Monday, July 29, 2013

'The Sea'


Eagerly received my copy of Lapham's Quarterly's Summer 2013- Volume VI, Number 3, 'The Sea'. Between the mountains and the oceans, I'll choose water any day. Inexplicable love for the mysteries of the big blue. Contained within, are the expected beautiful illustrations and photos.

In the extract from '1995: Suffolk W.G. Sebald Gazes Into Eternity', it used a print of a photograph by Hiroshi Sugimoto titled 'Boden Sea, Uttwil, 1993'. Totally love the starkness of that. Lots of prints from little ancient maps dotted amongst the stories. They're fascinating, not just in the illustrations used within, but of the information they charted.
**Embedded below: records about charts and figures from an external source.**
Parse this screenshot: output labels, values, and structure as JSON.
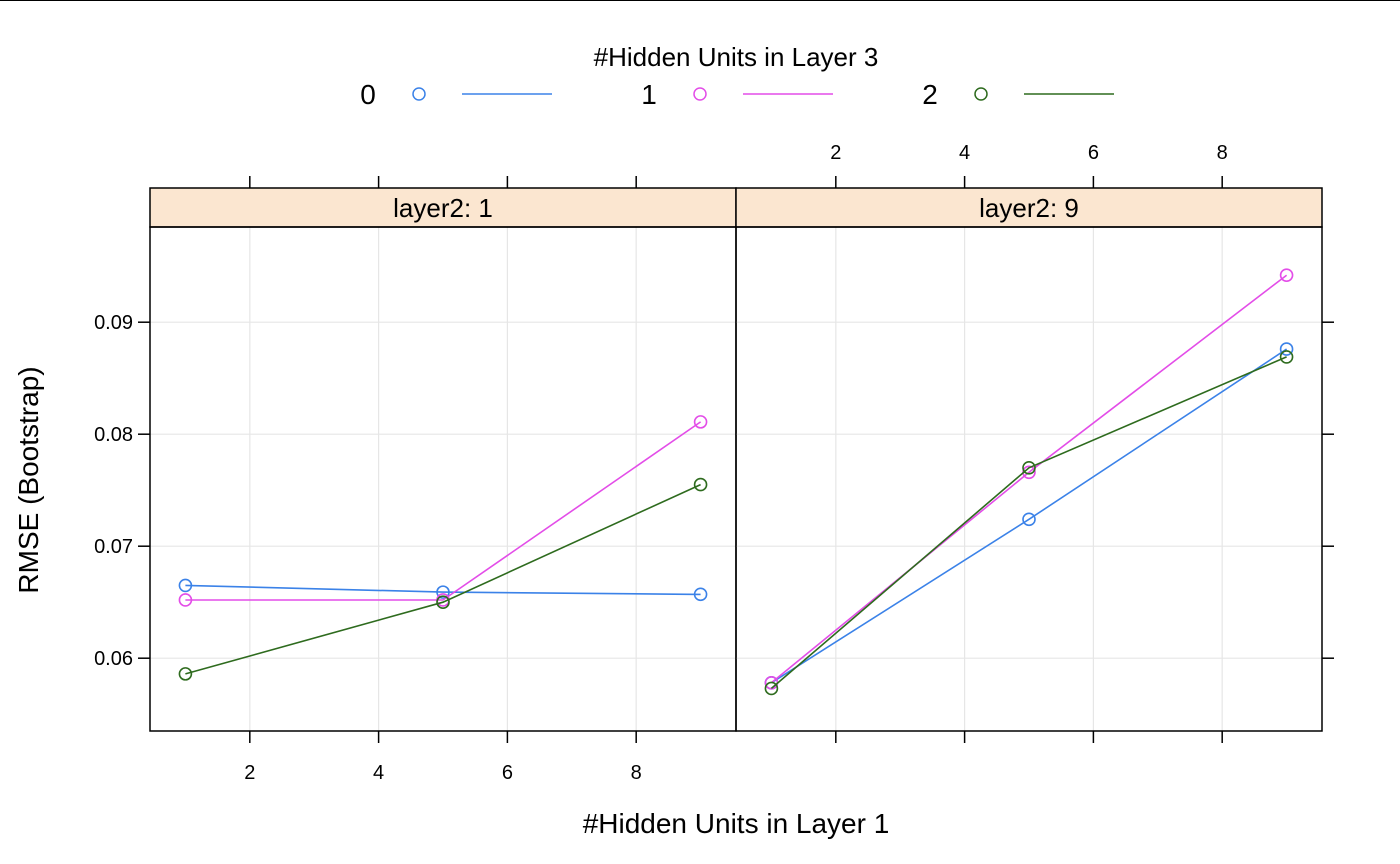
{
  "legend": {
    "title": "#Hidden Units in Layer 3",
    "entries": [
      {
        "label": "0",
        "color": "#3b82e8"
      },
      {
        "label": "1",
        "color": "#e34de8"
      },
      {
        "label": "2",
        "color": "#2e6b1e"
      }
    ]
  },
  "axes": {
    "xlabel": "#Hidden Units in Layer 1",
    "ylabel": "RMSE (Bootstrap)"
  },
  "chart_data": {
    "type": "line",
    "xlabel": "#Hidden Units in Layer 1",
    "ylabel": "RMSE (Bootstrap)",
    "legend_title": "#Hidden Units in Layer 3",
    "legend_position": "top",
    "xlim": [
      0.45,
      9.55
    ],
    "ylim": [
      0.0535,
      0.0985
    ],
    "x_ticks": [
      2,
      4,
      6,
      8
    ],
    "y_ticks": [
      0.06,
      0.07,
      0.08,
      0.09
    ],
    "y_tick_labels": [
      "0.06",
      "0.07",
      "0.08",
      "0.09"
    ],
    "grid": true,
    "x": [
      1,
      5,
      9
    ],
    "panels": [
      {
        "strip": "layer2: 1",
        "series": [
          {
            "name": "0",
            "color": "#3b82e8",
            "values": [
              0.0665,
              0.0659,
              0.0657
            ]
          },
          {
            "name": "1",
            "color": "#e34de8",
            "values": [
              0.0652,
              0.0652,
              0.0811
            ]
          },
          {
            "name": "2",
            "color": "#2e6b1e",
            "values": [
              0.0586,
              0.065,
              0.0755
            ]
          }
        ]
      },
      {
        "strip": "layer2: 9",
        "series": [
          {
            "name": "0",
            "color": "#3b82e8",
            "values": [
              0.0578,
              0.0724,
              0.0876
            ]
          },
          {
            "name": "1",
            "color": "#e34de8",
            "values": [
              0.0578,
              0.0766,
              0.0942
            ]
          },
          {
            "name": "2",
            "color": "#2e6b1e",
            "values": [
              0.0573,
              0.077,
              0.0869
            ]
          }
        ]
      }
    ]
  }
}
A wealth of well-curated articles split into themes of 'Seascapes', 'Seafaring' and 'Seashores', we begin with the sobering reminder of how much we abuse the oceans and take it for granted in the article 'Charles Moore Sails Into A Garbage Patch', 2003: Long Beach, CA. That will be Charles J. Moore, oceanographer and racing boat captain, who in 1997, brought the world's attention to this area in the remote North Pacific Gyre. The article is extracted from 'Trashed'.
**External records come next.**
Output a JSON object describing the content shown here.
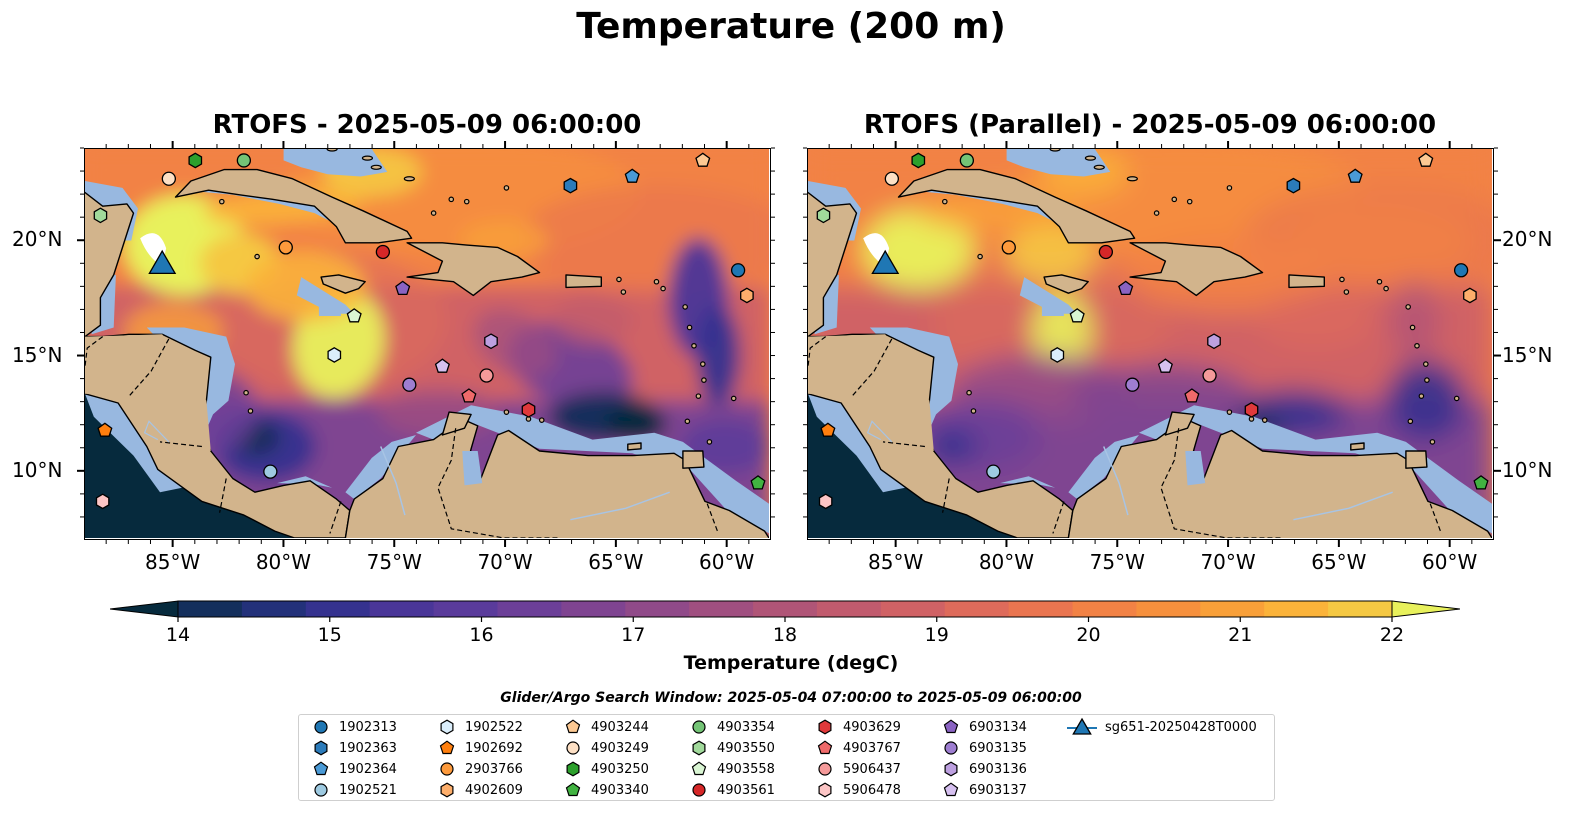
{
  "title": "Temperature (200 m)",
  "panels": [
    {
      "id": "left",
      "title": "RTOFS - 2025-05-09 06:00:00"
    },
    {
      "id": "right",
      "title": "RTOFS (Parallel) - 2025-05-09 06:00:00"
    }
  ],
  "axes": {
    "lon_ticks": [
      "85°W",
      "80°W",
      "75°W",
      "70°W",
      "65°W",
      "60°W"
    ],
    "lon_tick_values": [
      -85,
      -80,
      -75,
      -70,
      -65,
      -60
    ],
    "lat_ticks": [
      "20°N",
      "15°N",
      "10°N"
    ],
    "lat_tick_values": [
      20,
      15,
      10
    ],
    "lon_range": [
      -89,
      -58
    ],
    "lat_range": [
      7,
      24
    ]
  },
  "colorbar": {
    "label": "Temperature (degC)",
    "min": 14,
    "max": 22,
    "step": 0.5,
    "ticks": [
      "14",
      "15",
      "16",
      "17",
      "18",
      "19",
      "20",
      "21",
      "22"
    ],
    "colors": [
      "#062a3d",
      "#142f5c",
      "#23317a",
      "#35328f",
      "#4a3698",
      "#5a3b9b",
      "#6c3f98",
      "#7f4491",
      "#904a89",
      "#a04f80",
      "#b05577",
      "#c15b6e",
      "#d06265",
      "#de6b5b",
      "#ea7550",
      "#f28245",
      "#f6903d",
      "#f9a039",
      "#fbb33a",
      "#f5c843",
      "#e8f15c"
    ]
  },
  "search_window": "Glider/Argo Search Window: 2025-05-04 07:00:00 to 2025-05-09 06:00:00",
  "colors": {
    "land": "#d2b48c",
    "shelf": "#98b8e0",
    "deep_dark": "#062a3d",
    "warm": "#f0703c",
    "hot": "#e8f15c"
  },
  "legend": [
    {
      "label": "1902313",
      "shape": "circle",
      "color": "#1f77b4"
    },
    {
      "label": "1902363",
      "shape": "hexagon",
      "color": "#2b7bba"
    },
    {
      "label": "1902364",
      "shape": "pentagon",
      "color": "#4a9ad6"
    },
    {
      "label": "1902521",
      "shape": "circle",
      "color": "#9ecae1"
    },
    {
      "label": "1902522",
      "shape": "hexagon",
      "color": "#dbeefb"
    },
    {
      "label": "1902692",
      "shape": "pentagon",
      "color": "#ff7f0e"
    },
    {
      "label": "2903766",
      "shape": "circle",
      "color": "#fd9a3c"
    },
    {
      "label": "4902609",
      "shape": "hexagon",
      "color": "#fdae6b"
    },
    {
      "label": "4903244",
      "shape": "pentagon",
      "color": "#fdc993"
    },
    {
      "label": "4903249",
      "shape": "circle",
      "color": "#fde0c5"
    },
    {
      "label": "4903250",
      "shape": "hexagon",
      "color": "#2ca02c"
    },
    {
      "label": "4903340",
      "shape": "pentagon",
      "color": "#41b341"
    },
    {
      "label": "4903354",
      "shape": "circle",
      "color": "#74c476"
    },
    {
      "label": "4903550",
      "shape": "hexagon",
      "color": "#a1d99b"
    },
    {
      "label": "4903558",
      "shape": "pentagon",
      "color": "#d9f5d3"
    },
    {
      "label": "4903561",
      "shape": "circle",
      "color": "#d62728"
    },
    {
      "label": "4903629",
      "shape": "hexagon",
      "color": "#e0393b"
    },
    {
      "label": "4903767",
      "shape": "pentagon",
      "color": "#ef6a6a"
    },
    {
      "label": "5906437",
      "shape": "circle",
      "color": "#f59a9a"
    },
    {
      "label": "5906478",
      "shape": "hexagon",
      "color": "#fcc5c5"
    },
    {
      "label": "6903134",
      "shape": "pentagon",
      "color": "#8a63c2"
    },
    {
      "label": "6903135",
      "shape": "circle",
      "color": "#9e7ed1"
    },
    {
      "label": "6903136",
      "shape": "hexagon",
      "color": "#bda0e0"
    },
    {
      "label": "6903137",
      "shape": "pentagon",
      "color": "#d6c0f0"
    },
    {
      "label": "sg651-20250428T0000",
      "shape": "triangle",
      "color": "#1f77b4"
    }
  ],
  "floats": [
    {
      "id": "1902313",
      "lon": -59.4,
      "lat": 18.7
    },
    {
      "id": "1902363",
      "lon": -67.0,
      "lat": 22.4
    },
    {
      "id": "1902364",
      "lon": -64.2,
      "lat": 22.8
    },
    {
      "id": "1902521",
      "lon": -80.6,
      "lat": 9.9
    },
    {
      "id": "1902522",
      "lon": -77.7,
      "lat": 15.0
    },
    {
      "id": "1902692",
      "lon": -88.1,
      "lat": 11.7
    },
    {
      "id": "2903766",
      "lon": -79.9,
      "lat": 19.7
    },
    {
      "id": "4902609",
      "lon": -59.0,
      "lat": 17.6
    },
    {
      "id": "4903244",
      "lon": -61.0,
      "lat": 23.5
    },
    {
      "id": "4903249",
      "lon": -85.2,
      "lat": 22.7
    },
    {
      "id": "4903250",
      "lon": -84.0,
      "lat": 23.5
    },
    {
      "id": "4903340",
      "lon": -58.5,
      "lat": 9.4
    },
    {
      "id": "4903354",
      "lon": -81.8,
      "lat": 23.5
    },
    {
      "id": "4903550",
      "lon": -88.3,
      "lat": 21.1
    },
    {
      "id": "4903558",
      "lon": -76.8,
      "lat": 16.7
    },
    {
      "id": "4903561",
      "lon": -75.5,
      "lat": 19.5
    },
    {
      "id": "4903629",
      "lon": -68.9,
      "lat": 12.6
    },
    {
      "id": "4903767",
      "lon": -71.6,
      "lat": 13.2
    },
    {
      "id": "5906437",
      "lon": -70.8,
      "lat": 14.1
    },
    {
      "id": "5906478",
      "lon": -88.2,
      "lat": 8.6
    },
    {
      "id": "6903134",
      "lon": -74.6,
      "lat": 17.9
    },
    {
      "id": "6903135",
      "lon": -74.3,
      "lat": 13.7
    },
    {
      "id": "6903136",
      "lon": -70.6,
      "lat": 15.6
    },
    {
      "id": "6903137",
      "lon": -72.8,
      "lat": 14.5
    }
  ],
  "glider": {
    "id": "sg651-20250428T0000",
    "lon": -85.5,
    "lat": 18.8
  }
}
I often struggle to find words that will communicate the vastness of the Pacific Ocean to people who have never been to sea. Day after day, Alguita was the only vehicle on a highway without landmarks, stretching from horizon to horizon. Yet as I gazed from the deck at the surface of what ought to have been a pristine ocean, I was confronted, as far as the eye could see, with the sight of plastic. 
It seemed unbelievable, but I never found a clear spot. In the week it took to cross the subtropical high, no matter what time of day I looked, plastic  debris was floating everywhere: bottles, bottle caps, wrappers, fragments. Months later, after I discussed what I had seen with the oceanographer Curtis Ebbesmeyer, perhaps the world's leading expert on floatsam, he began referring to the area as the "eastern garbage patch." But "patch" doesn't begin to convey the reality. Ebbesmeyer has estimated that the area, nearly covered with floating plastic debris, is roughly the size of Texas.

Of course the issue would include an extract from Jules Verne's 'Twenty Thousand Leagues Under the Sea', a scene of a funeral, of which I wouldn't quote here. Enthusiasts would have read that book and might have been rather fascinated with the whole idea of an underwater burial. I swear that beyond curiosity, the book's the biggest push for me to begin diving as soon as age permitted. A pity I didn't dare dream big enough to become an oceanographer or a marine biologist.